Oylama yaparak, aramızda kalsın olur da sahneye çıkarılırsak ne anlatalım diye konuşmak için kızlar ve erkekler olarak ayrılıp arabalara binmiştik.

Arabayı Gülce kullanıyor, bence yanında oturuyordum. Arkaya döndüm.

"Esma'cım canım kızılcık şerbetim senle bir sıkıntı yok, Çünkü ne senin abimi sinirlendirecek bir anın olduğunu düşünüyorum ne de abimin senin yaptıklarına sinirleneceğini düşünüyorum o yüzden senden yana her şey okey."

Aslı'ya doğru döndüm.

"Sana sevgilinin ne kadar kıskanç olduğu hakkında bir nutuk çekmeyeceğim canım görümcem. Ama aklın varsa hiçbir eski sevgili konusunu ya da ona cinnet geçirtecek olan erkek konusunu açmamaya çalış, yoksa gerçekten olay çıkarır ve bizi oradan atarlar."

Aslı gülerek başını salladı ve arabaya binmeden önce çekildiğimiz fotoğrafı gösterdi.

"Bunu kesinlikle atmalıyız hepimiz çok güzel çıkmışız."

Trafik olduğundan resmen durmuş arabada şoför koltuğuna dönüp fotoğrafı Gülce'ye gösterdim. O da onay verdiğinde Aslı sevinçle telefonu alıp hepimizi etiketleyerek fotoğrafı paylaştı.

"Altına konuşanlarda konuşmamaya gidiyoruz yazdım."

Cevap vereceğim sırada telefonum çalmaya başladı. Arayan Demir'di. Çağrıyı cevapladım.

"Efendim sevgilim?"

Bir kaç öksürük sesinden sonra Derman'ın sesi duyuldu.

"Sevgilin hoparlörde Deva. Sende hoparlöre al."

"Tamam."

Telefonu kulağımdan çekip hoparlöre aldım.

"Şimdi birincisi herhangi bir yorum geldiğinde gelen yorumlara her türlü maydonoz olacağımızı göze alarak o resmî hala hesabınızda tutmaya devam ediyor musunuz?"

Bir hışırtı geldiğinde bu sefer Deniz abimin sesi duyulmaya başladı.

"Siz Derman'ın dediklerini duymamazlıktan gelin, hepiniz çok güzel çıkmışsınız."

Hep bir ağızdan teşekkür ettiğimizde telefonu kapatmıştı. Ya da hayır kapattığını sanmıştı.

"Ya abi ben çirkin mi çıkmışlar dedim? Güzel olan bir insan fotoğrafla nasıl kötü çıkar Allah aşkına? Yorumları bir oku gör bakayım, neler neler diyorlar. Dayanamıyorum."

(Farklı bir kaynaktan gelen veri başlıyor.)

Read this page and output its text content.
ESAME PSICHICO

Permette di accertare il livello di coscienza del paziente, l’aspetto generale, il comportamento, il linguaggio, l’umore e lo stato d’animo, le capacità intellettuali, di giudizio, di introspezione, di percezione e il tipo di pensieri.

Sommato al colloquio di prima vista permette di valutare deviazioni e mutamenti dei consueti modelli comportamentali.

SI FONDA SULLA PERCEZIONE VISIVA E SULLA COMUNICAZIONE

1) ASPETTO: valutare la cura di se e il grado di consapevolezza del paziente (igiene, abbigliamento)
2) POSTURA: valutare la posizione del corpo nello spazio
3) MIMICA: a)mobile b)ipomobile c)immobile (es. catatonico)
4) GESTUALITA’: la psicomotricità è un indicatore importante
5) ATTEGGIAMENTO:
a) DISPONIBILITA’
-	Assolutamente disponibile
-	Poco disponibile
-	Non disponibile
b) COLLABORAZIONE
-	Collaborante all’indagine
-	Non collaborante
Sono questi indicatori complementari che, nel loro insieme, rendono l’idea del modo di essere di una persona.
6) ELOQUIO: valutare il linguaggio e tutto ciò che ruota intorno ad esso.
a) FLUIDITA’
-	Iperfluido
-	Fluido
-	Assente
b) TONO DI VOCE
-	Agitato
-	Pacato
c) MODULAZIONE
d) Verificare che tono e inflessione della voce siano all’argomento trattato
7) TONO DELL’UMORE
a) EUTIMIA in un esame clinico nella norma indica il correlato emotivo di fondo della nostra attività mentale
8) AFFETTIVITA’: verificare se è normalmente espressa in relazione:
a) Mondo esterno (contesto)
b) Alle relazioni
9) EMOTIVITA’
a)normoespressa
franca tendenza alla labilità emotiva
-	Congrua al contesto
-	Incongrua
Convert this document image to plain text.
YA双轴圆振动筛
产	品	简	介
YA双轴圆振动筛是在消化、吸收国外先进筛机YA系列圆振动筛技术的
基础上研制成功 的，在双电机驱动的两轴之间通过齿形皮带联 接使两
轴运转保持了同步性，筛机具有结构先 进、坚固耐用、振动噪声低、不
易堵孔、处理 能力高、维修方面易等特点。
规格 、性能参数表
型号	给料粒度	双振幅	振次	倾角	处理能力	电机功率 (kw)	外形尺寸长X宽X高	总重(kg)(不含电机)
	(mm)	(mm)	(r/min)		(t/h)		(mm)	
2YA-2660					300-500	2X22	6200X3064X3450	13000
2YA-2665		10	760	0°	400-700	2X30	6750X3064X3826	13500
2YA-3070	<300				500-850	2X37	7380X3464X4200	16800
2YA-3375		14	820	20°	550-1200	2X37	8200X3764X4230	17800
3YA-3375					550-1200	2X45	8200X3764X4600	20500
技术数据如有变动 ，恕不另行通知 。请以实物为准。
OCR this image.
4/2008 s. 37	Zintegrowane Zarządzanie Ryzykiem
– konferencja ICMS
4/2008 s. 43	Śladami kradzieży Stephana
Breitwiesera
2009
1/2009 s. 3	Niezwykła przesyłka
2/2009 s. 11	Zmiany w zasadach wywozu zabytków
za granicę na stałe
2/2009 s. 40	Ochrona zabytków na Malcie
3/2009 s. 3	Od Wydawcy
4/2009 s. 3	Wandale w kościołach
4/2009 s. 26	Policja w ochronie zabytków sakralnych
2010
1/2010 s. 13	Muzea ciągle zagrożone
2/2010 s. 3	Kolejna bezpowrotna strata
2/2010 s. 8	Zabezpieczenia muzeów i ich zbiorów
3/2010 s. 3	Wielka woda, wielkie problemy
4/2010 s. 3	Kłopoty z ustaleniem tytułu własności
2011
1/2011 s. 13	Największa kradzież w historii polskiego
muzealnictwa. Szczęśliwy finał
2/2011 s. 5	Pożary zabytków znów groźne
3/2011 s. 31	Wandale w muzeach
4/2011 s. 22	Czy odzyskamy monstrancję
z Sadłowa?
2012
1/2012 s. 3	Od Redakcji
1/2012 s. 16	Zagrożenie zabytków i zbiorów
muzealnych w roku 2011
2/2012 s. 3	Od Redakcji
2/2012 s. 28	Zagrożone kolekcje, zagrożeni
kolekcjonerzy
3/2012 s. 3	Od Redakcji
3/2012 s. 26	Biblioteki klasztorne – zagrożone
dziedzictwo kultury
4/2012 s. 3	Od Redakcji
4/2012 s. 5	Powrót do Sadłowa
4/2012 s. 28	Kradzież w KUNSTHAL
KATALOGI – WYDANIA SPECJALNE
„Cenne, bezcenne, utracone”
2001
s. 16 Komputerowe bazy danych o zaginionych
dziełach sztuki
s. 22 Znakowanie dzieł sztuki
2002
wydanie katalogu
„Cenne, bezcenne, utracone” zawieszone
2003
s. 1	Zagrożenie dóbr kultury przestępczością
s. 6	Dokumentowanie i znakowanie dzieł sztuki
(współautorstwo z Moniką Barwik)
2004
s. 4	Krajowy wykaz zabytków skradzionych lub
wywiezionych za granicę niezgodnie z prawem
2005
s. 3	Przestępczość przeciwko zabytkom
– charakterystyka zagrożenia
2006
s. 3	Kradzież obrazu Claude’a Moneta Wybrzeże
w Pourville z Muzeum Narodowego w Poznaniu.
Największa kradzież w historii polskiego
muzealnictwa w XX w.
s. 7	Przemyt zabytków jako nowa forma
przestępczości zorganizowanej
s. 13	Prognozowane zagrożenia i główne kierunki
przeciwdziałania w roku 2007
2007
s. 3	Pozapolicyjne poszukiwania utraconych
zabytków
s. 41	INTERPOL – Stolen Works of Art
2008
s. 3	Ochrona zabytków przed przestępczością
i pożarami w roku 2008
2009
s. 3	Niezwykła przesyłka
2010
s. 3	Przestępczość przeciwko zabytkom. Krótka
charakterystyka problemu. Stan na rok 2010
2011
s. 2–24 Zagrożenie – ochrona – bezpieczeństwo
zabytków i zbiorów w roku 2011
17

Sesleri hala gelmeye devam edince kızlara sessiz olmalarını işaret edip konuşmalarını dinlemeye başladım.

"Hadi gir Esma'nın herhangi bir fotoğrafının yorumlarına bak. İltifat edecek diye yavşayan en az on tane yorum görmezsen ne dilersen dile benden."

Abimden ses çıkmayıp telefon tuşlama sesi gelmeye başladı.

"Al işte böyle morarmaya başlarsın Deniz Ilgaz. Ne oldu nişanlına güzel güzel iltifat mı etmişler?"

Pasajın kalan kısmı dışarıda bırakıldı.